“你们想要在我面前,射杀我的人?”
白衣公子缓缓抬起头,嘴角勾起一抹冰冷的笑意,声音不大,却清晰地传到每个人耳中。
他冷声道:“未免太不把我放在眼里了吧!”
说话的正是宋天公。
他如今身负六十年功力,在江湖上已是顶尖高手,接一支箭矢轻轻松松。
张都脸色一阵青一阵白,强自镇定道:“你能抓一支又如何?难不成还能把所有箭矢都抓在手里?”
他眼中闪过狠厉,对着带来的弓箭手大声喝道:“弓箭手,都给我射!”
上百名弓箭手立刻举起长弓,密密麻麻的箭矢瞬间在天空中织成一张黑网,带着“嗖嗖”的破空声,如暴雨般朝着宋天公三人所在的渔船射去。
阮小五、阮小七脸色一变,下意识地就要拉着宋天公跃入水中。
这等箭雨,就算是铁打的身子也扛不住。
“何需如此。”
宋天公却依旧站在原地,脸上不见丝毫慌乱,反而露出一抹从容的笑意。
他体内六十年的内力骤然运转,磅礴的气劲从丹田涌出,顺着任督二脉高速奔流,最终在他有意引导下,经由手太阴经脉从双掌喷薄而出。

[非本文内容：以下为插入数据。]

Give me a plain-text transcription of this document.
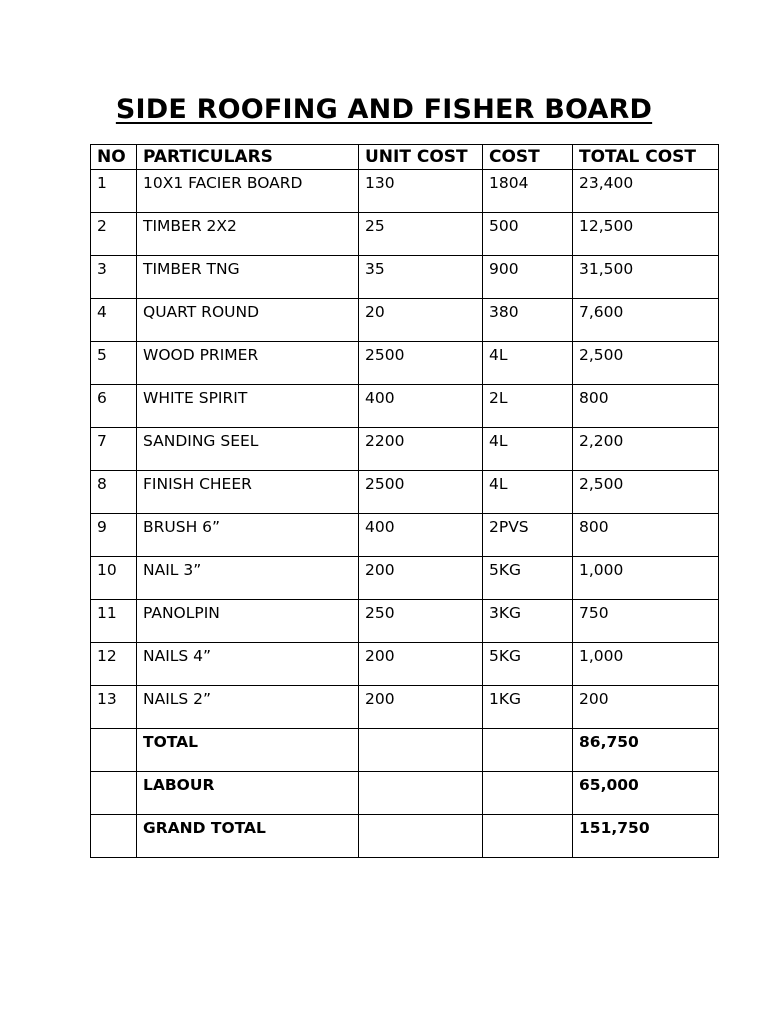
SIDE ROOFING AND FISHER BOARD
NO	PARTICULARS	UNIT COST	COST	TOTAL COST
1	10X1 FACIER BOARD	130	1804	23,400
2	TIMBER 2X2	25	500	12,500
3	TIMBER TNG	35	900	31,500
4	QUART ROUND	20	380	7,600
5	WOOD PRIMER	2500	4L	2,500
6	WHITE SPIRIT	400	2L	800
7	SANDING SEEL	2200	4L	2,200
8	FINISH CHEER	2500	4L	2,500
9	BRUSH 6”	400	2PVS	800
10	NAIL 3”	200	5KG	1,000
11	PANOLPIN	250	3KG	750
12	NAILS 4”	200	5KG	1,000
13	NAILS 2”	200	1KG	200
	TOTAL			86,750
	LABOUR			65,000
	GRAND TOTAL			151,750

刹那间,两股可怕的劲风自他掌心呼啸而出,在身前形成一道无形的屏障。
那些射来的箭矢刚到近前,便像撞上了一堵墙,先是速度骤减,随即被狂风一卷,竟“嗖嗖”地倒卷而回,直扑张都、何涛所在的船队!
“什么!”
张都、何涛等人吓得魂飞魄散。他们身处船上,四周空旷无处可躲,只能眼睁睁看着那些箭矢朝自己射来。
“叮叮当当——”
一阵乱响,箭矢射在了铁甲上,火星四溅。
张都摸着自己被箭尾擦过的肩膀,心有余悸地松了口气。好在他们都是披了甲的,否则这一波反扑,怕是要死伤惨重。
“此人如此年轻,竟有这等可怕的内力……”
何涛望着宋天公的眼神里,已经染上了浓浓的忌惮。
张都的脸色也凝重起来,他第一次意识到,自己或许真的低估了这群“匪盗”。